As the final version of the story unfolds, however, the ambiguities are resolved. The fourth account, by a historian, is first and foremost a confession. Of the four narrators, only he claims first-hand knowledge. But even he was not present at the time the professor drank the poison. His is an empirical account, based on evidence. He placed the poison in the bottle of brandy. He is the alibi for the young woman servant convicted of the crime. And he alone knows (or perhaps only “claims”) that she somehow did not die in her public execution by hanging. His account even tells his readers about the clues they have perhaps overlooked in this 691-page, 350,000-word verbal romp through 17th Century culture, diction and grammar. He thus demonstrates the superiority of his account to the other three narrators, and the superiority of his knowledge to the readers.
This is a story that unfolds multiple versions of the personalities of the characters, which provides a postmodern, Rashomon-like relativity, at least through the first three accounts. But the world of Fingerpost is not relativistic. The novel plumps for history and empiricism over rationality and deduction, and for one narrator telling of the truth and exposing the others as liars. There is “truth” at the end of the story, a truth that explains what readers know was the rest of the story: the collapse of Charles II’s reign, renewed religious strife, the shift in the family line of the monarchy, the coming of the Enlightenment, and the slow victory of empiricism over faith. That the victory is slow means the “history” reveals more than even science.
This is not therefore a character-based fictional account. Characters exist, but they are revealed over the four narratives as more complex, multilayered, than in many murder mysteries. But they are revealed as static, not dynamic, and the revelation is a process of coming to knowledge, not of development. Plot is complex, but only because the four narrators seek to disguise or reveal different plots, plots against the king, against the Church of England, against the dissenters, against the march of science. This is a novel of multiple ideas, enacted though archetypes of the philosophical positions articulated, albeit articulated by narrators with very different ideologies driving the ideas they present.
Watching Rashomon, audiences experience ambiguity and uncertainty. All four accounts are based on the same facts, but the meaning of those facts depend on the witnesses’ interpretations. Reading Fingerpost is, by contrast, an exercise in experiencing historical contingency. New facts come to light over time; the reader’s judgement of their meaning in develops, leading to a “reasonable” understanding of truth. Enlightenment arrives through sustained attention to the accumulating evidence. The 20th or 21st Century reader knows more even than the most reliable of the book’s four narrators.

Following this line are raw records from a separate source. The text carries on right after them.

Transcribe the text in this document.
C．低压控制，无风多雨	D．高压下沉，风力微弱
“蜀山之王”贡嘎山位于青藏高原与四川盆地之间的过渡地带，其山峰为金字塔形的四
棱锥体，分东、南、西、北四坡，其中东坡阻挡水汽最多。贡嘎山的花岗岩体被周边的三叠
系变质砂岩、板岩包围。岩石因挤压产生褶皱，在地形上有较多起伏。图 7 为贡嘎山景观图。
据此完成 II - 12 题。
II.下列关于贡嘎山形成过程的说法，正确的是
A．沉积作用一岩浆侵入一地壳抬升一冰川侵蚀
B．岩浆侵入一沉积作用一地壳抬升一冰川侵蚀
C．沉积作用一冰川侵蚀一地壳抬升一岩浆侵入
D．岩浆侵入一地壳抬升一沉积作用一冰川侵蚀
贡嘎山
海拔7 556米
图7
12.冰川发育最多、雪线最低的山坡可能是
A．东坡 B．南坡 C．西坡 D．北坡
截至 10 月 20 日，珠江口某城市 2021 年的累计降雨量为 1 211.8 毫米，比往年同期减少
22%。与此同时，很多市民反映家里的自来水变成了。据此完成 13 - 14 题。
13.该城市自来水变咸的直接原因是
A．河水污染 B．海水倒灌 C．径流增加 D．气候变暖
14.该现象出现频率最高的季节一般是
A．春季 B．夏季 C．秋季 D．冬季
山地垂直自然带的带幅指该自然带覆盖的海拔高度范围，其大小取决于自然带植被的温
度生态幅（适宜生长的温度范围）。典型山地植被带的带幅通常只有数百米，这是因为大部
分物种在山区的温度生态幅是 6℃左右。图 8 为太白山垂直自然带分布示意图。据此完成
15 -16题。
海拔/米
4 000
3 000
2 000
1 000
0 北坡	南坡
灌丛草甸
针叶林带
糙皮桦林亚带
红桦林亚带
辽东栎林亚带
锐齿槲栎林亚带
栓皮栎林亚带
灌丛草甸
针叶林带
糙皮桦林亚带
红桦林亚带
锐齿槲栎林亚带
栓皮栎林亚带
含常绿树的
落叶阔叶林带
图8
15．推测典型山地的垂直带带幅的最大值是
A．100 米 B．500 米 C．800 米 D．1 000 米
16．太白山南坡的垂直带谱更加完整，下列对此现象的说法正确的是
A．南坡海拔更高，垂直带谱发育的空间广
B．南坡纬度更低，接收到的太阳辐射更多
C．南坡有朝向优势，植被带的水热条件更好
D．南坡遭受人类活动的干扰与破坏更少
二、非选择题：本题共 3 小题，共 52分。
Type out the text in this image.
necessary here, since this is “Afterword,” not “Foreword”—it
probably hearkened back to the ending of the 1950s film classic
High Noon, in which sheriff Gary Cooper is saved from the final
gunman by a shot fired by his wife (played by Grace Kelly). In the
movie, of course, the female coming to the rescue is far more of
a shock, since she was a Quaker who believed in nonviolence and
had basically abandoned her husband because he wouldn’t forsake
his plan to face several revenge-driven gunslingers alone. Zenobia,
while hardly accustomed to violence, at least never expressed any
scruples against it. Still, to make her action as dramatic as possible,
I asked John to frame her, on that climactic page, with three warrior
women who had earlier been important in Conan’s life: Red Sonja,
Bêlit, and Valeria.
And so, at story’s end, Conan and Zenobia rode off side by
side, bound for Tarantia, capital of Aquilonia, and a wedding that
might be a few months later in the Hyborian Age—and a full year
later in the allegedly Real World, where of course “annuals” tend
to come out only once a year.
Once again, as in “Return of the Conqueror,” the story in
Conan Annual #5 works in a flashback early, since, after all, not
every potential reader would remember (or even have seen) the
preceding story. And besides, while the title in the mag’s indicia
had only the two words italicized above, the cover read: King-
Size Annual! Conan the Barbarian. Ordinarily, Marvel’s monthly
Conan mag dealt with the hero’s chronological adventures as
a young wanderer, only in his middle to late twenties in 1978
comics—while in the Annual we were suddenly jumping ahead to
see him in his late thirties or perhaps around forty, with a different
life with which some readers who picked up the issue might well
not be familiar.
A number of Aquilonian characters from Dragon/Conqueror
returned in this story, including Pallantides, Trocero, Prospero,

[Disclosure: More than thirty years ago, Iain Pears and I were colleagues at Reuters. When he told me he was quitting, I was disappointed and jealous. He was off to write books, he said. He’s done a series of novels about the crime in the art world of Italy as well as standalone ones like Fingerpost. The art historical/crime ones are also fine.]
Pears, I. (1997). An Instance of the Fingerpost. London: Viking.